Wende im Wohnungsbau wird gefordert

Judith Acksel von der Bahnhofsmission (mit Maskottchen "Ferkel") weiß um das Elend von Obdachlosen. (Foto: FW)

Charlottenburg-Wilmersdorf. Die Mieten steigen. Die Wohnungsnot wächst. Es mehren sich Räumungsklagen und Zwangsräumungen. Damit vergrößert sich auch die Zahl der Obdachlosen, die nun kein Dach mehr über dem Kopf finden können.

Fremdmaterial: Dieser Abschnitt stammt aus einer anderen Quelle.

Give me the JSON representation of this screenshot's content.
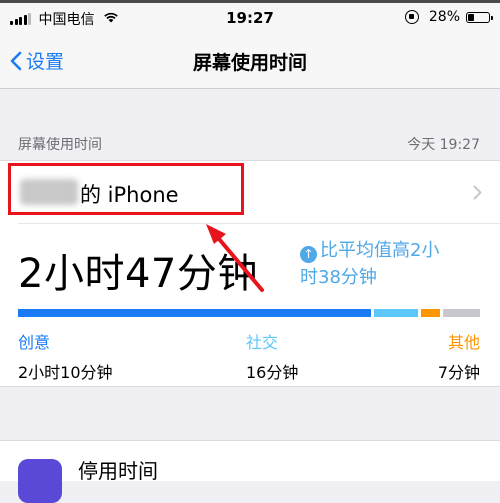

Im Bezirk gibt es keine geeigneten Immobilien mehr, die für die Unterbringung von Wohnungslosen zur Verfügung stehen. Sozialstadtrat Carsten Engelmann (CDU) beklagt: "Jeden Morgen sitzen in den Fluren des Rathauses Wilmersdorf hilfesuchende Menschen, die kein Dach über dem Kopf haben. Aber es gibt keine Dächer mehr."Die Plätze zur Unterbringung von Wohnungslosen im Bezirk sind erschöpft. Auch die Berliner Unterbringungsleitstelle des Landesamtes für Gesundheit und Soziales meldet seit Wochen, dass es keine freien Plätze in den Wohnheimen mehr gibt. Die Mitarbeiter des Sozialamtes putzen in Hostels und Pensionen die Klinken, um Betreiber zu finden, die bereit sind, Wohnungslose aufzunehmen.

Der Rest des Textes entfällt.